Teradata adds Hadoop integration, launches data warehouse platform

Teradata's latest additions to its unified data architecture aim to deeply integrate its data warehouse systems, Aster's discovery platform, Hadoop and best-of-breed hardware.
Written by Larry Dignan, Contributor

Teradata added Hadoop integration to its unified data architecture, partnered with Mellanox to increase throughput on its systems and launched its latest data warehouse platform.


The moving parts come as Teradata is blending Hadoop technology and partnering to deliver what Tasso Argyros, co-president Teradata Aster, calls a "best of breed component" approach that integrates parts tightly and packages systems.
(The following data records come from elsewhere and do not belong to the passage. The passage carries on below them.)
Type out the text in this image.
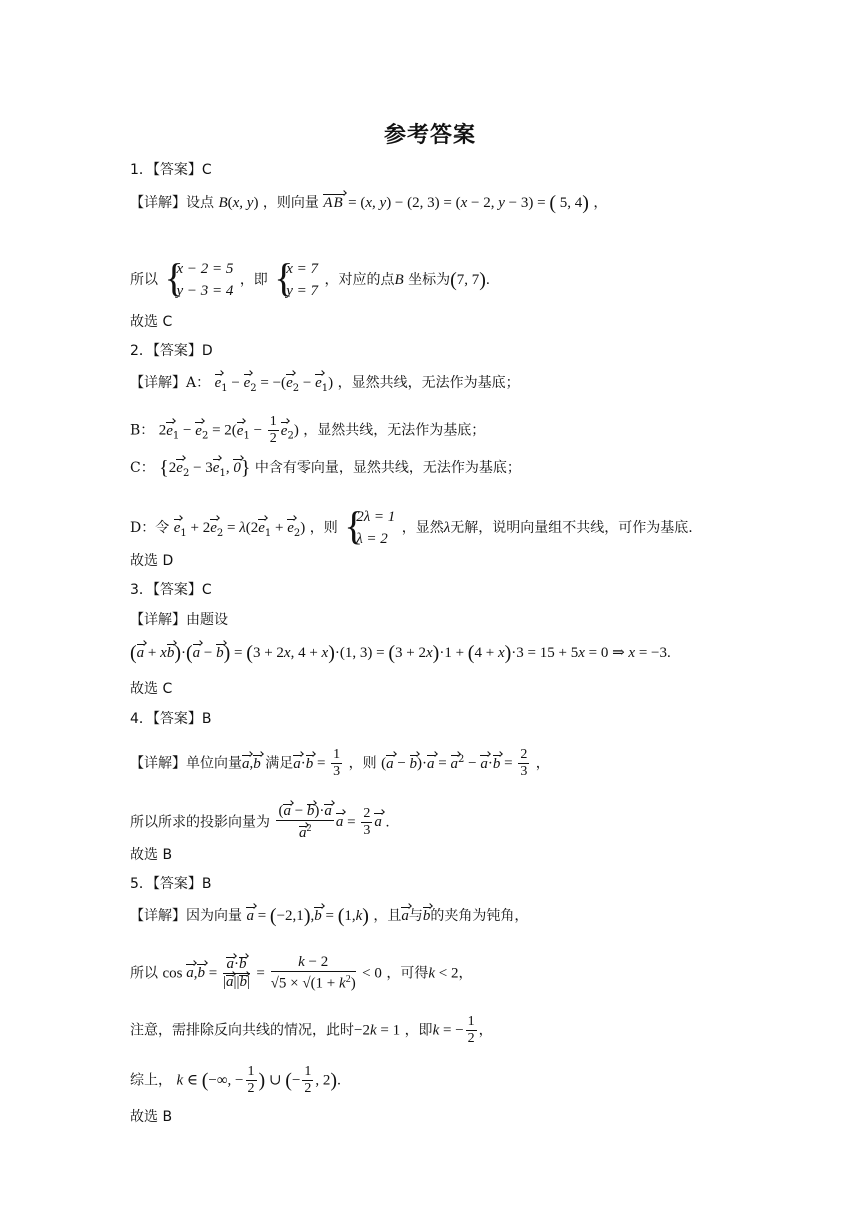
参考答案
1．【答案】C
【详解】设点 B(x, y) ，则向量 AB = (x, y) − (2, 3) = (x − 2, y − 3) = ( 5, 4) ，
所以 { x − 2 = 5
y − 3 = 4 ，即 { x = 7
y = 7 ，对应的点B 坐标为(7, 7).
故选 C
2．【答案】D
【详解】A： $e_1 - e_2 = -(e_2 - e_1)$ ，显然共线，无法作为基底；
B： $2e_1 - e_2 = 2(e_1 - \frac{1}{2} e_2)$ ，显然共线，无法作为基底；
C： {$2e_2 - 3e_1$, 0} 中含有零向量，显然共线，无法作为基底；
D：令 $e_1 + 2e_2 = \lambda(2e_1 + e_2)$ ，则 { 2λ = 1
λ = 2 ，显然λ无解，说明向量组不共线，可作为基底.
故选 D
3．【答案】C
【详解】由题设
(a + xb)·(a − b) = (3 + 2x, 4 + x)·(1, 3) = (3 + 2x)·1 + (4 + x)·3 = 15 + 5x = 0 ⇒ x = −3.
故选 C
4．【答案】B
【详解】单位向量a,b 满足$a\cdot b = \frac{1}{3}$ ，则 $(a - b)\cdot a = a^2 - a\cdot b = \frac{2}{3}$ ，
所以所求的投影向量为 $\frac{(a - b)\cdot a}{a^2}$ $a = \frac{2}{3}$ a .
故选 B
5．【答案】B
【详解】因为向量 a = (−2,1),b = (1,k) ，且a与b的夹角为钝角，
所以 $\cos a,b = \frac{a\cdot b}{|a||b|} = \frac{k - 2}{√5 \times √(1 + k^2)} < 0$ ，可得k < 2，
注意，需排除反向共线的情况，此时−2k = 1 ，即k = − $\frac{1}{2}$ ，
综上， k ∈ (−∞, − $\frac{1}{2}$ ) ∪ (− $\frac{1}{2}$ , 2).
故选 B
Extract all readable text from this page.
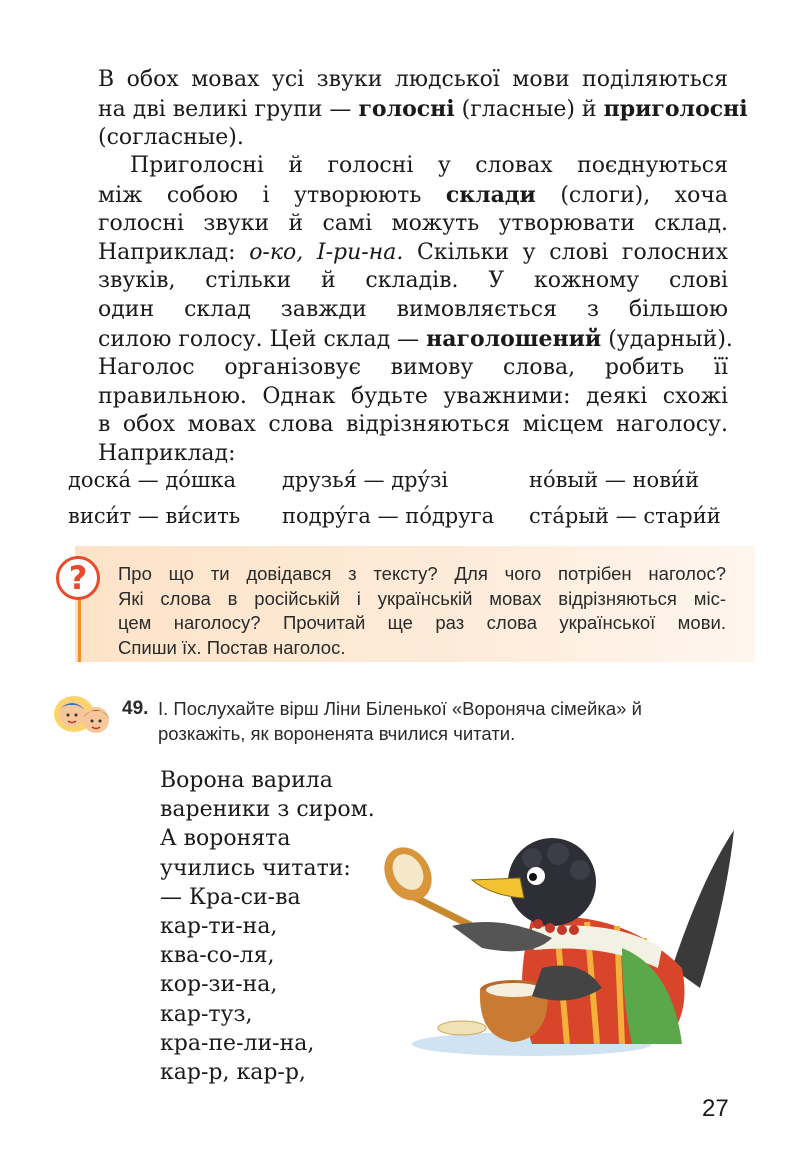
В обох мовах усі звуки людської мови поділяються
на дві великі групи — голосні (гласные) й приголосні
(согласные).
Приголосні й голосні у словах поєднуються
між собою і утворюють склади (слоги), хоча
голосні звуки й самі можуть утворювати склад.
Наприклад: о-ко, І-ри-на. Скільки у слові голосних
звуків, стільки й складів. У кожному слові
один склад завжди вимовляється з більшою
силою голосу. Цей склад — наголошений (ударный).
Наголос організовує вимову слова, робить її
правильною. Однак будьте уважними: деякі схожі
в обох мовах слова відрізняються місцем наголосу.
Наприклад:
доска́ — до́шка друзья́ — дру́зі	но́вый — нови́й
виси́т — ви́сить подру́га — по́друга ста́рый — стари́й
?	Про що ти довідався з тексту? Для чого потрібен наголос?
Які слова в російській і українській мовах відрізняються міс-
цем наголосу? Прочитай ще раз слова української мови.
Спиши їх. Постав наголос.
49. І. Послухайте вірш Ліни Біленької «Вороняча сімейка» й
розкажіть, як вороненята вчилися читати.
Ворона варила
вареники з сиром.
А воронята
учились читати:
— Кра-си-ва
кар-ти-на,
ква-со-ля,
кор-зи-на,
кар-туз,
кра-пе-ли-на,
кар-р, кар-р,
27
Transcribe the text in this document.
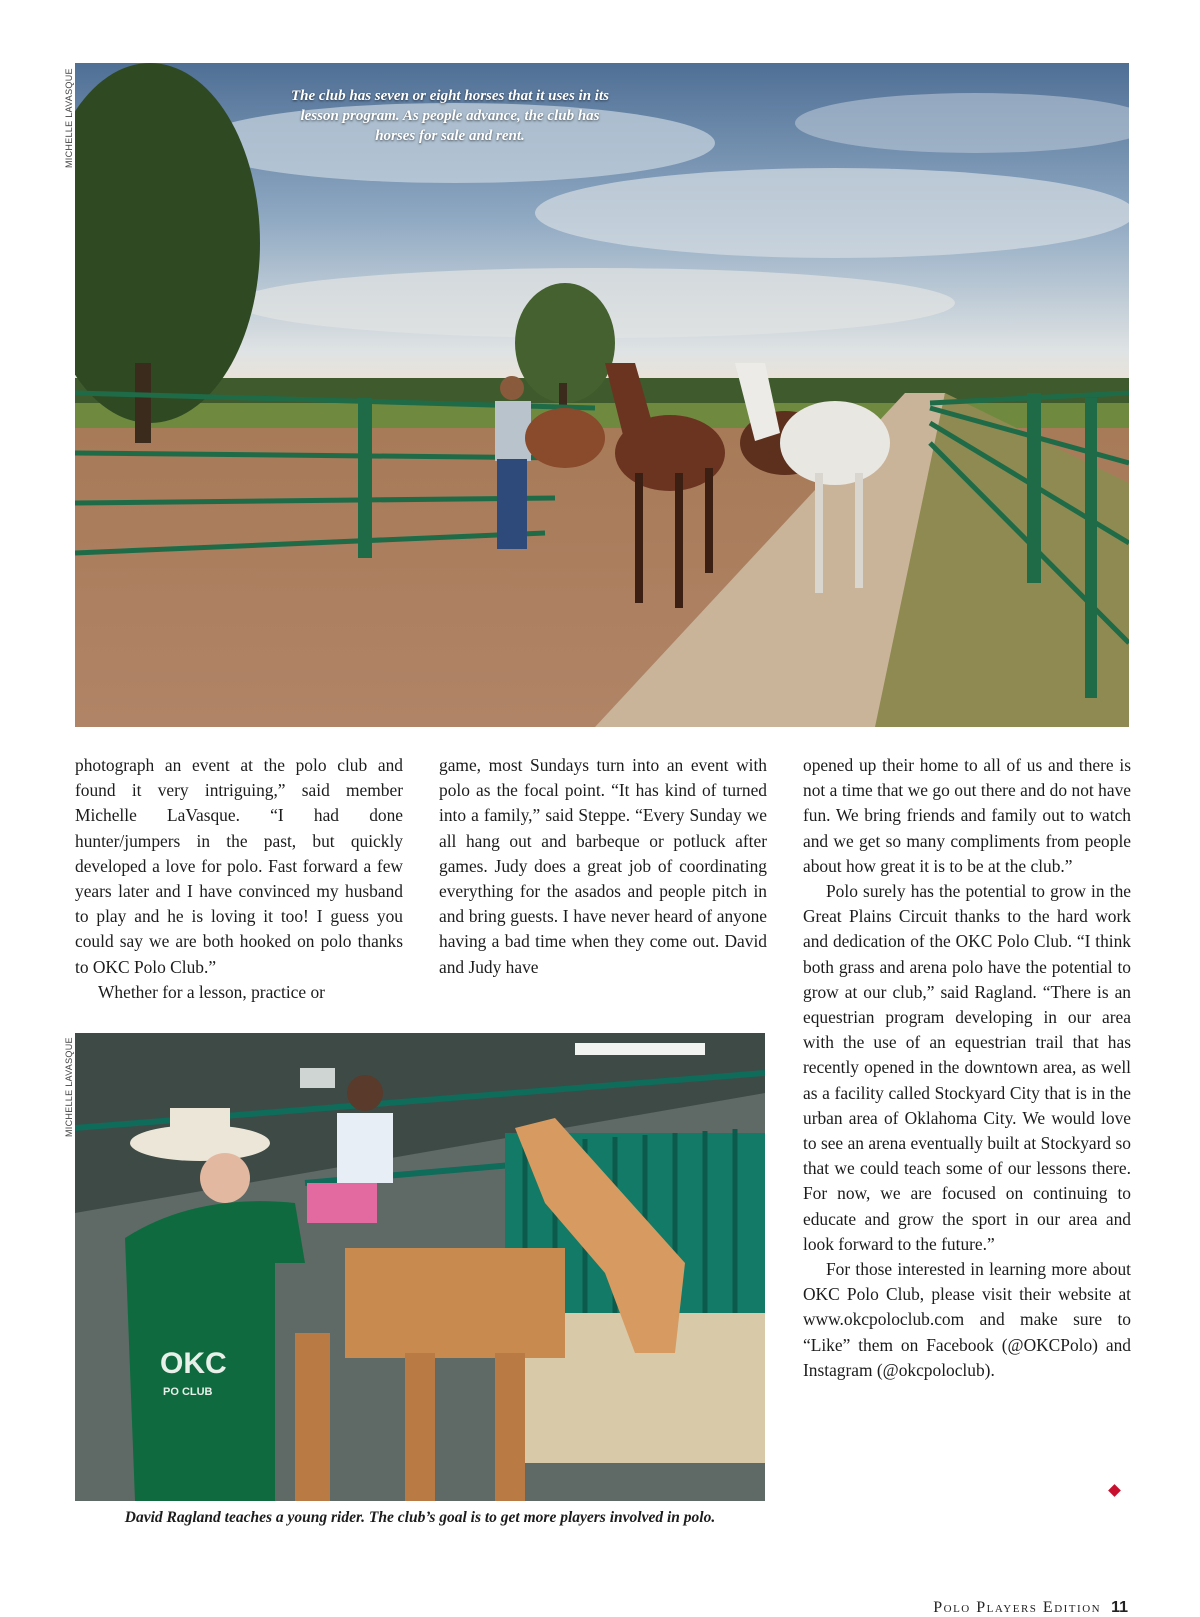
MICHELLE LAVASQUE	The club has seven or eight horses that it uses in its lesson program. As people advance, the club has horses for sale and rent.

photograph an event at the polo club and found it very intriguing,” said member Michelle LaVasque. “I had done hunter/jumpers in the past, but quickly developed a love for polo. Fast forward a few years later and I have convinced my husband to play and he is loving it too! I guess you could say we are both hooked on polo thanks to OKC Polo Club.”

Whether for a lesson, practice or

game, most Sundays turn into an event with polo as the focal point. “It has kind of turned into a family,” said Steppe. “Every Sunday we all hang out and barbeque or potluck after games. Judy does a great job of coordinating everything for the asados and people pitch in and bring guests. I have never heard of anyone having a bad time when they come out. David and Judy have

opened up their home to all of us and there is not a time that we go out there and do not have fun. We bring friends and family out to watch and we get so many compliments from people about how great it is to be at the club.”

Polo surely has the potential to grow in the Great Plains Circuit thanks to the hard work and dedication of the OKC Polo Club. “I think both grass and arena polo have the potential to grow at our club,” said Ragland. “There is an equestrian program developing in our area with the use of an equestrian trail that has recently opened in the downtown area, as well as a facility called Stockyard City that is in the urban area of Oklahoma City. We would love to see an arena eventually built at Stockyard so that we could teach some of our lessons there. For now, we are focused on continuing to educate and grow the sport in our area and look forward to the future.”

For those interested in learning more about OKC Polo Club, please visit their website at www.okcpoloclub.com and make sure to “Like” them on Facebook (@OKCPolo) and Instagram (@okcpoloclub).

OKC
PO CLUB
MICHELLE LAVASQUE
David Ragland teaches a young rider. The club’s goal is to get more players involved in polo.
Polo Players Edition 11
According to Teradata the latest additions to its unified data architecture, which melds data warehouse systems, Teradata Aster's discovery platform, Hadoop and best-of-breed partner tools, break down like this:

  • A fabric-based networking backbone to speed analytics systems. For fabric-based computing, Teradata partnered with Mellanox InfiniBand to joint SUSE Linux Enterprise Server, NetApp and Intel's Xeon processors.
  • Software to allow analysts to browse and move between Teradata and Hadoop data for business intelligence. The Teradata Enterprise Teradata Studio with Smart Loader for Hadoop Access supports Hortonworks and Cloudera.
  • Teradata SQL-H, which blends Hadoop with standard SQL databases. SQL-H, which supports Hortonworks, is designed to allow analysts to query data anywhere it resides.
  • The Teradata Active Enterprise Data Warehouse 6700 platform (right), which combines Mellanox components with the company's BYNET software. The 6700 platform integrates with Apache Hadoop and Teradata appliances.

Argyros said that Teradata's goal was to form a platform that can ingest structured and unstructured data into one architecture. "The way we included Hadoop makes it a data refinery where it can be ingested to get it ready for further analysis that can happen in Teradata or Aster," he said.

As for Hadoop, Teradata's Argyros said it makes more sense to partner with leading distributions instead of building its own. Recently, EMC and Intel launched their own distributions of Hadoop. "We don't want to go out and pretend we have a Hadoop distribution," he said. "There are other distributions that are market leading."